# Teaching 'heeling' like it's a TRICK! (puppy's too)



## MaggieRoseLee (Aug 17, 2001)

So I was just reading up on Teaching a trick is the least important part of teaching a trick about tricks and happened to click on one of her videos listed within the article about teaching a puppy to heel with the clicker.





 
And the reason I suddenly care about 'obedience' is cause I was stupid enough to make a bet with a friend that if SHE titled in agility I'd do the same in obedience. And now she's already got a qualifying leg so I'm under PRESSURE!

I'm off to try it later today with Bretta (maybe Glory too).


----------



## Cassidy's Mom (Mar 30, 2003)

I've seen that video before and I think perch training is a brilliant way to teach heel! I keep meaning to buy something to use as a perch, overturned feed buckets are what many people use, but there are no feed stores near me. I've done a little bit of perch training with Halo, but what I was using was not big enough to start with and it's hard to keep her on it while moving around.


----------



## MaggieRoseLee (Aug 17, 2001)

Ok, so I will say doing this with an adult LONG GSD puts me a bit further from the perch!


----------



## Sammy79 (Mar 6, 2011)

I just tried doing this with my 4 month old. He will not stay put on the bucket lol.


----------



## MaggieRoseLee (Aug 17, 2001)

The video is much faster than real time. Kind of goes thru fast so we don't lose our minds.

So I know I had to break it down. Pup may just click/reward for LOOKING at the bucket, then going nearer click/treat, then touching it with their nose, click treat.

Slow slow slow, but if you do some every day the pup will get it. The start of these show how to start with the perch...


----------



## onyx'girl (May 18, 2007)

My local Marshall store has the same Clean Run: FitPAWS Balance Disc?14 in. as this in a 12" for $9.99. It isn't for dogs, but people, the exact same thing, though, and a 12" will have the dog balancing just as easy as a 14.
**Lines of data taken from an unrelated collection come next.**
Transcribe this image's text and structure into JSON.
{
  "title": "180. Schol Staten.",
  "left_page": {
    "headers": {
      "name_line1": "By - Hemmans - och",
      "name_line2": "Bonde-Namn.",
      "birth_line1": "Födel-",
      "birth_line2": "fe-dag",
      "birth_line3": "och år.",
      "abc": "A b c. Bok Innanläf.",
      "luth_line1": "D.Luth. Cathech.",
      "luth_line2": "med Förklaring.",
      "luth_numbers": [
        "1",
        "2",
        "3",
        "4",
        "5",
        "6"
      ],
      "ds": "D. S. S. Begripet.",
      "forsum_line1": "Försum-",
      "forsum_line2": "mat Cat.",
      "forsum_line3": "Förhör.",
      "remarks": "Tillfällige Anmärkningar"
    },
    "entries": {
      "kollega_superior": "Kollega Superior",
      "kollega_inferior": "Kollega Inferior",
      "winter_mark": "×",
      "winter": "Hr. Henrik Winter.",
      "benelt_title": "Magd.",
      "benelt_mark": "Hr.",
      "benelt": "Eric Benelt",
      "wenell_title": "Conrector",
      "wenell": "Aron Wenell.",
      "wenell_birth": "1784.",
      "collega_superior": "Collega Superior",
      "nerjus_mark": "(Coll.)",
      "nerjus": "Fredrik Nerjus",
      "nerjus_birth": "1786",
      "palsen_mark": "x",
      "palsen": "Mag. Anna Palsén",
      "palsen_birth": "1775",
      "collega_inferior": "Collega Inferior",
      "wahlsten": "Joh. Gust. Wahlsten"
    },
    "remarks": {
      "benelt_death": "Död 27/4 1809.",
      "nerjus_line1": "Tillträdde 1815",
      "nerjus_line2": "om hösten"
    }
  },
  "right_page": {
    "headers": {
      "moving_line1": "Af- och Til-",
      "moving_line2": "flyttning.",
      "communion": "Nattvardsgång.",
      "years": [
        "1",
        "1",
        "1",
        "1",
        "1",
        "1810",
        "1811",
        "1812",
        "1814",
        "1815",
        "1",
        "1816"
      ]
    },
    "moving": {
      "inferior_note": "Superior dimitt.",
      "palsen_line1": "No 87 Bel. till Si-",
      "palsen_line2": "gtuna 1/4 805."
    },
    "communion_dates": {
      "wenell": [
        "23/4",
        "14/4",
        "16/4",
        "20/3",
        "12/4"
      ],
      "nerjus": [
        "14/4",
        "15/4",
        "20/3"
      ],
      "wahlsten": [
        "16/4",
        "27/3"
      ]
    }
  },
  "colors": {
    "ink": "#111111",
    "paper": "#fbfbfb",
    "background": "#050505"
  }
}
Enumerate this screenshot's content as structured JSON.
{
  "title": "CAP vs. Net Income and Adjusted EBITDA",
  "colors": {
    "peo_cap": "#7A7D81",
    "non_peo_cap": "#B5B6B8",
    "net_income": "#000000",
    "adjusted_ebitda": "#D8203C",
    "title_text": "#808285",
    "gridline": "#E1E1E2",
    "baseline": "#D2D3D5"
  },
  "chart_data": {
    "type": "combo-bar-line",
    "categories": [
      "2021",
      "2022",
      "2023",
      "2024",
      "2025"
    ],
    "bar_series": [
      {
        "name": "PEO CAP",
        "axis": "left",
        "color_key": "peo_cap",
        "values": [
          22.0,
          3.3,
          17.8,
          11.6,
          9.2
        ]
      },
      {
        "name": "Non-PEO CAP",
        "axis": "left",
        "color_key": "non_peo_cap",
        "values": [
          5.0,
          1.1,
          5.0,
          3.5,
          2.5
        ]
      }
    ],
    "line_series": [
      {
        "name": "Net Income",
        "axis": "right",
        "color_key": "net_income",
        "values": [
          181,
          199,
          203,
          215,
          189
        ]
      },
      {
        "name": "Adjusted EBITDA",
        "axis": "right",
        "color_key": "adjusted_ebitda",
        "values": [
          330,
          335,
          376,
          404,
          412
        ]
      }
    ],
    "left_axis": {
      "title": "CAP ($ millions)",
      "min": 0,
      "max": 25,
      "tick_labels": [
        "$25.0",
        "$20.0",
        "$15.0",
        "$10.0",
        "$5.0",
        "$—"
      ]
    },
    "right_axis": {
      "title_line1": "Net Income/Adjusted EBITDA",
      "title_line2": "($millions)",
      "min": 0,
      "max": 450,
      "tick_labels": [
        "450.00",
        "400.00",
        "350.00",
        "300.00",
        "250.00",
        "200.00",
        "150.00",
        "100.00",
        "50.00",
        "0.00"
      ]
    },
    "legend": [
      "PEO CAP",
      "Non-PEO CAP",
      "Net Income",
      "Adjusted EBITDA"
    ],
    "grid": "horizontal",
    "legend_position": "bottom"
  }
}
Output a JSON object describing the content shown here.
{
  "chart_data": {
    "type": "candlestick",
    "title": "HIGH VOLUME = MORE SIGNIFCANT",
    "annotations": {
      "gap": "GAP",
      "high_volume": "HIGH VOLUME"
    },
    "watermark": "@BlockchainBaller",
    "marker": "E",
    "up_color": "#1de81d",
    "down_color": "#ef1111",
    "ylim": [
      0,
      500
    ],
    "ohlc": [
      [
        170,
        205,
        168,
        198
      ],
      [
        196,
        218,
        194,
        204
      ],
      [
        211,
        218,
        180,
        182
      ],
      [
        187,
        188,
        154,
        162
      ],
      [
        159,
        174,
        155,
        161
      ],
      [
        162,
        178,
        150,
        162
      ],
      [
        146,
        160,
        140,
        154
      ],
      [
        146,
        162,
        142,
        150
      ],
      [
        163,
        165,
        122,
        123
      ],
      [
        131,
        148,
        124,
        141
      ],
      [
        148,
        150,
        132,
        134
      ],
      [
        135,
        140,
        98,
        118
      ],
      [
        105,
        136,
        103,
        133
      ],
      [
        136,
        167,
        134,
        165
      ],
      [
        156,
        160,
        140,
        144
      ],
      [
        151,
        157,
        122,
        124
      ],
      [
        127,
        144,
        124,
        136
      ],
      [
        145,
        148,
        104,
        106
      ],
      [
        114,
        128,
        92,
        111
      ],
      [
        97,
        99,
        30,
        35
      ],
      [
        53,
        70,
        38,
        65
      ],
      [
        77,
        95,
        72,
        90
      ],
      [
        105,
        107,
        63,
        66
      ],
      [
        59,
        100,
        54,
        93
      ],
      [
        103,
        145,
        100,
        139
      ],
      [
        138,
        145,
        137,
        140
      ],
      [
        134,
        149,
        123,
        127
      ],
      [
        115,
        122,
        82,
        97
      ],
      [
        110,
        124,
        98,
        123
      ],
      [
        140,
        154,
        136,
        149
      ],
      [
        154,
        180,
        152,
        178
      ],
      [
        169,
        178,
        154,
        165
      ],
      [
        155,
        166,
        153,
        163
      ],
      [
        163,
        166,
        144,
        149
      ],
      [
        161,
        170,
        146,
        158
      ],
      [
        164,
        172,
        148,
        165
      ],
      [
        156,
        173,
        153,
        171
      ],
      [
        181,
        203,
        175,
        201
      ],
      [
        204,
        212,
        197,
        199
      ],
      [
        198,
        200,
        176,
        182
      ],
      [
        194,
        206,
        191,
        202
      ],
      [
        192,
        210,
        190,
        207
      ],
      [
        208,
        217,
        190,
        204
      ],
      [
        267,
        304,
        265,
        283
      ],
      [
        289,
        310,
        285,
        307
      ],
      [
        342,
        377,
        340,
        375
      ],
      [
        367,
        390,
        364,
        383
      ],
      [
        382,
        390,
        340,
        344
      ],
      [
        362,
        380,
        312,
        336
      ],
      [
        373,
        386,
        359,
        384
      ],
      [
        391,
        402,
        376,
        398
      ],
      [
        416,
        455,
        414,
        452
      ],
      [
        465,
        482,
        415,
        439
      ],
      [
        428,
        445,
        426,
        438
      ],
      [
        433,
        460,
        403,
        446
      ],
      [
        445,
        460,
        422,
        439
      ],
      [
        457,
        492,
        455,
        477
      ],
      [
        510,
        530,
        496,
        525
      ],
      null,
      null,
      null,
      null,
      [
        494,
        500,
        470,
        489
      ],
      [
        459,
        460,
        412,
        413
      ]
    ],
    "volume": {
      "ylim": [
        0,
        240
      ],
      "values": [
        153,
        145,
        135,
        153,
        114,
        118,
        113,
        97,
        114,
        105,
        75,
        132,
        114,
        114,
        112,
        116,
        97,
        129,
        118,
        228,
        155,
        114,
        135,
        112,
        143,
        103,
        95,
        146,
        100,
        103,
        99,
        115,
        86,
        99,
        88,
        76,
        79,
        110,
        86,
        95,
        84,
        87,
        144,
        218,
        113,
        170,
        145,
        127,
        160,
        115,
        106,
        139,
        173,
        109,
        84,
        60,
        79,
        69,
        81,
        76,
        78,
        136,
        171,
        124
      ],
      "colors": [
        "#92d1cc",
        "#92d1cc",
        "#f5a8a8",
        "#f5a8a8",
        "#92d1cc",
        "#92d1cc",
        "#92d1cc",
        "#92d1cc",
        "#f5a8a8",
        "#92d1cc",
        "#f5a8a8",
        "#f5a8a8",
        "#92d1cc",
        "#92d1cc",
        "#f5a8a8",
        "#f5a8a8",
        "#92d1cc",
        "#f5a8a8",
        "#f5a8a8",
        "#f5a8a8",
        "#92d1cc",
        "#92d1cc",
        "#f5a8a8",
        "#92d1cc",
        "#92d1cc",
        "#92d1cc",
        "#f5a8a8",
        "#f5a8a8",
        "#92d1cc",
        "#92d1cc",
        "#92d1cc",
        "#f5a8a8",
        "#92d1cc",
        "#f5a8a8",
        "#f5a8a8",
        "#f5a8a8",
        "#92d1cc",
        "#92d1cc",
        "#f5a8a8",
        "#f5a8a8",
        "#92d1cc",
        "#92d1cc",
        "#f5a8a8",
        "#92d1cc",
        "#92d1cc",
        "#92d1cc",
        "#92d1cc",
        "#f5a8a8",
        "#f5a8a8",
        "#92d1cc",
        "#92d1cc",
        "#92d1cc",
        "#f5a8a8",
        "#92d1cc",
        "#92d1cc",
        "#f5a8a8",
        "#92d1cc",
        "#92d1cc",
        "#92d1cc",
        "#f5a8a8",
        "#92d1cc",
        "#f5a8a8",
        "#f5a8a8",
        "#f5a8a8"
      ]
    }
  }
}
I paid $25 plus shipping for my 14" disc...wish I'd seen it at Marshalls first.


----------



## BlackPuppy (Mar 29, 2007)

I tried perch training using a book (as a perch). I could not get any of my dogs to even touch the book. They would hop and jump around it. So, I gave it up.


----------



## FG167 (Sep 22, 2010)

This is how I trained Madix, and how I am training Eden and Kastle. I love this method!


----------



## DJEtzel (Feb 11, 2010)

This is how I taught Frag his heel also, I love it! I used a lot of Kikopup's videos on youtube as a guide though.


----------



## wildo (Jul 27, 2006)

Cassidy's Mom said:


> I've seen that video before and I think perch training is a brilliant way to teach heel! I keep meaning to buy something to use as a perch, overturned feed buckets are what many people use, but there are no feed stores near me. I've done a little bit of perch training with Halo, but what I was using was not big enough to start with and it's hard to keep her on it while moving around.


Just last night I bought one of these yoga cork blocks to use for perching. It is pretty heavy considering it's size, and basically nonslip considering its material. I think it will make a great perch block:








Amazon.com: Natural Fitness Cork Yoga Block (3-1/2-Inch x 5.1/2-Inch x 9-Inch): Sports & Outdoors


----------